4.4. Limitations and Strengths
This study has several limitations and strengths. The data were aggregated from cross-sectional surveys and the survey weights from each dataset were not used in this pooled analysis, and thus should be interpreted as such. While we attempted to access data from all South Asian countries, similar data were not accessible from Bhutan and Sri Lanka at the time of the analysis. Furthermore, data on adolescent girls are lacking throughout the region. Standard DHS modules do not include an evaluation of the nutritional status of adolescents specifically, thus our sample of adolescent girls was limited to the 15- to 19-year-old group, which are included in the DHS standard survey module for “women of reproductive age”. For consistency, we used this age range from the Afghanistan survey as well.

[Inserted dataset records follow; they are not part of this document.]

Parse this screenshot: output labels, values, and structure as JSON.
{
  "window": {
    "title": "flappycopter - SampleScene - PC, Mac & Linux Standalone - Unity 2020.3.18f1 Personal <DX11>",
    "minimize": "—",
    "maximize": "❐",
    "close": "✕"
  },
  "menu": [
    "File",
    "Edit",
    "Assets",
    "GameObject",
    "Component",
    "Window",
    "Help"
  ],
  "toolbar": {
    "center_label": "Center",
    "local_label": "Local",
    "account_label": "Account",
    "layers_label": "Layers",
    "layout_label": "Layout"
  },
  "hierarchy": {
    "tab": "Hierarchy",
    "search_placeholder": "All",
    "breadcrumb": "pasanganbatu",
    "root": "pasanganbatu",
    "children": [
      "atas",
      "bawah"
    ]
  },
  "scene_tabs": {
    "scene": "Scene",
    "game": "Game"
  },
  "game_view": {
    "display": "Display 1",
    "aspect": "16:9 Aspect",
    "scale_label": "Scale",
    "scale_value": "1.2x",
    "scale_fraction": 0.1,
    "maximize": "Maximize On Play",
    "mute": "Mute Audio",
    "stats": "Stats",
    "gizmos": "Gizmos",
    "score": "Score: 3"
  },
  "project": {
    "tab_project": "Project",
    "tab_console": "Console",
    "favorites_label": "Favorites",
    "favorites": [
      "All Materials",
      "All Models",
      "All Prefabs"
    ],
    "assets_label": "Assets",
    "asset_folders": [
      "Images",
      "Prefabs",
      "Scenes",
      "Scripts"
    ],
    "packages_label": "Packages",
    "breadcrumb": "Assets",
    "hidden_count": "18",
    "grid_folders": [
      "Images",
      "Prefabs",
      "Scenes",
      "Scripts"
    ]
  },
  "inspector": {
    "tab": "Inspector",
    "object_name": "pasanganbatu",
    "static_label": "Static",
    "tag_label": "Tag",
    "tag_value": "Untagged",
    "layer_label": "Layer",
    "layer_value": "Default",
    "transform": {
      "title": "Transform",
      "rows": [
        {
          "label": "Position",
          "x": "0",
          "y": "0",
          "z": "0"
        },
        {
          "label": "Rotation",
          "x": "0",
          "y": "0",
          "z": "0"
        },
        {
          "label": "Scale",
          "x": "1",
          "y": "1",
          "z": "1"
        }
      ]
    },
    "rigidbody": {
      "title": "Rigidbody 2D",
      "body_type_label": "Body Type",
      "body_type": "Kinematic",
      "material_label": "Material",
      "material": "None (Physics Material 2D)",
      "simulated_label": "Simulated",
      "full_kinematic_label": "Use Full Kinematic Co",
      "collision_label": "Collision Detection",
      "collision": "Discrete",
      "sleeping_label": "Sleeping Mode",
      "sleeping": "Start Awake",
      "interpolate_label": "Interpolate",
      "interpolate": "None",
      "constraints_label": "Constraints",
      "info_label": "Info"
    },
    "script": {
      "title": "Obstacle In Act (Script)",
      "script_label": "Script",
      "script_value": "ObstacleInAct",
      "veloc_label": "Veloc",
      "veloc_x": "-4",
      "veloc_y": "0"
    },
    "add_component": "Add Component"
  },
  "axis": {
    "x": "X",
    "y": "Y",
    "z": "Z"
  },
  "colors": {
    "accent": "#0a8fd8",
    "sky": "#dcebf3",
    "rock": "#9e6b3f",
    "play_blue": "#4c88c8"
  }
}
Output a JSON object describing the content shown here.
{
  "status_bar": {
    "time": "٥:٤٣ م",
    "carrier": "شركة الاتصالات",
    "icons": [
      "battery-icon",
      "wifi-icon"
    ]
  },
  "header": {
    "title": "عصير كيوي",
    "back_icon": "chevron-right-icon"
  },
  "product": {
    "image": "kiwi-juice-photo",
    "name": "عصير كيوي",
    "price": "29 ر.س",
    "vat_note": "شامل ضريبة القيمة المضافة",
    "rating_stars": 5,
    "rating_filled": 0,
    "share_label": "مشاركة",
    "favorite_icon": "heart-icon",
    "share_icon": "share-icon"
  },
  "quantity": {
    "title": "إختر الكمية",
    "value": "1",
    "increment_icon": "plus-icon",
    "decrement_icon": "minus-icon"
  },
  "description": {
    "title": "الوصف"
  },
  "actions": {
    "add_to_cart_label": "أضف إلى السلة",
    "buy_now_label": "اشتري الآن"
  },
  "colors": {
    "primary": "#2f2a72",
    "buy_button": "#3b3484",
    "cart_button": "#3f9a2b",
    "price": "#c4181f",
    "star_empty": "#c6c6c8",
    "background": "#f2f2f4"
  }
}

This study highlights the importance of overweight as a growing public health issue in South Asia among pre-school age children, adolescent girls, and adult women. By pooling compatible datasets from national surveys across South Asia over time, we were able to examine which factors are significantly associated with overweight using a large sample.
The World Health Assembly has adopted six global nutrition targets for the year 2025, including the goal of “no increase in childhood overweight” [66
]. This target was established because of the serious health risks associated with child overweight and obesity, which in turn often leads to adult overweight and obesity. Most countries in South Asia are currently off-target. In addition, there is a voluntary global target in the WHO Global Monitoring Framework for Non-Communicable disease to halt the rise in obesity by 2025 and a call to monitor non-communicable disease [67
]. Policymakers in South Asia will need to urgently prioritize investments to reverse recent trends in overweight in children, adolescents and women and address a situation that is becoming of critical public health concern.